Back when I was an English major in college, my TAs would always warn us about writing our papers in the passive voice. I nodded along with the rest of my classmates, but in truth I had no idea what the “passive voice” even was. It sounded like something vaguely horrible and dangerous, but I had enough problems trying to figure out what in the heck James Joyce was writing about.
Now that I’m an agent, I know that the truth is even more serious: the passive voice is ready to kill your query letter.

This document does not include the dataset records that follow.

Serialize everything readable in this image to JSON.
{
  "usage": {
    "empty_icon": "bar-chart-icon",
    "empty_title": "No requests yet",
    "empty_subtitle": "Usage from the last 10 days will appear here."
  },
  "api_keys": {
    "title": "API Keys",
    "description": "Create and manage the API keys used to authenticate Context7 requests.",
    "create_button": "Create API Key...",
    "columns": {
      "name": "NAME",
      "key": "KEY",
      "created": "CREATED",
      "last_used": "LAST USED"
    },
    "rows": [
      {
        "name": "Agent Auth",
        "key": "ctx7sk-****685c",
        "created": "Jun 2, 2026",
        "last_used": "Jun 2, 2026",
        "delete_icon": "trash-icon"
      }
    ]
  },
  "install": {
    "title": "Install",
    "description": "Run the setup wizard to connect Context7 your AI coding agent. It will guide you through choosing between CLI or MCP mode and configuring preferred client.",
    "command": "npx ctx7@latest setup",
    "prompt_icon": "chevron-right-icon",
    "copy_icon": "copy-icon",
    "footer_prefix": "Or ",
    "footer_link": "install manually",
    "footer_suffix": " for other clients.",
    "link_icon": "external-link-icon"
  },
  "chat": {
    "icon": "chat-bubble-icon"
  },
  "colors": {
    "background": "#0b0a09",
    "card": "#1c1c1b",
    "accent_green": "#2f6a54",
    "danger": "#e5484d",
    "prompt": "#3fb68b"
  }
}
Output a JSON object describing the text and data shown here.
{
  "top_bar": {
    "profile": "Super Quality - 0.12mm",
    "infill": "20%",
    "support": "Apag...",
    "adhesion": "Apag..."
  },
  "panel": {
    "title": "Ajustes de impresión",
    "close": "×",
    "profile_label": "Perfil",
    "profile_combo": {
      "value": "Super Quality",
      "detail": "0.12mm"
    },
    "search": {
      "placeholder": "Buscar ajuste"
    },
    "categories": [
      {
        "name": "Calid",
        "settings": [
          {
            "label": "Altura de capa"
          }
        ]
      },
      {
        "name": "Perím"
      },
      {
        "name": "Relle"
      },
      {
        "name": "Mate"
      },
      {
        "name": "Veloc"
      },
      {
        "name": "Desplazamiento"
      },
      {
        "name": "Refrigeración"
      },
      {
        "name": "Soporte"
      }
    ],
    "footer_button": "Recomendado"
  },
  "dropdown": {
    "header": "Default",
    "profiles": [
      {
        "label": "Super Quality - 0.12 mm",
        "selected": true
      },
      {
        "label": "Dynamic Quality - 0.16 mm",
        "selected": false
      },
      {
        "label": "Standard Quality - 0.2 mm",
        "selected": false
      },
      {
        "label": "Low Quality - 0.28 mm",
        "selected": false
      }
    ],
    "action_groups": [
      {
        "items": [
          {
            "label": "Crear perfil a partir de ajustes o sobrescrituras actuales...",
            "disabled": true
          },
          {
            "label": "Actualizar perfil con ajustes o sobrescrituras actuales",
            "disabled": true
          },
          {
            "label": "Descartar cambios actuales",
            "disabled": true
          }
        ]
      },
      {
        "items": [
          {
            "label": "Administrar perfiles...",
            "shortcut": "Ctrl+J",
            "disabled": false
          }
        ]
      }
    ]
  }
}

What, ask you, is the passive voice? Good question. Here’s a website that will explain it better than I can, but basically it’s a way of writing a sentence without attributing an action to an actor.
Here are some examples:
Spencer called me on his homeboy phone. — normal sentence
Calls were made on Spencer’s homeboy phone. — passive voice
The monkey’s bananas were stolen. — passive voice
Spencer stole the monkey’s bananas. — normal sentence
Make sense? It basically kills a sentence by making it vague and dull since the actions aren’t attributed to a person or thing.
Well, some people manage to write nearly their entire query letter in the passive voice. It goes something like this:
Vengeance will be found. Mistakes will be punished. When his dreams are shattered, Spencer is compelled to find the enemies who have caused his life to be destroyed…
This makes me pound my head on my desk. Vengeance will be found HOW? Mistakes will be punished HOW? HOW were his dreams shattered? WHO are the enemies? HOW are they destroying his life? WHY don’t you just go ahead and rip my hair out for me?
So watch out for the passive voice, the silent killer of query letters, and of writing in general. A novel is not a place where things happen, a novel is a place where characters do things.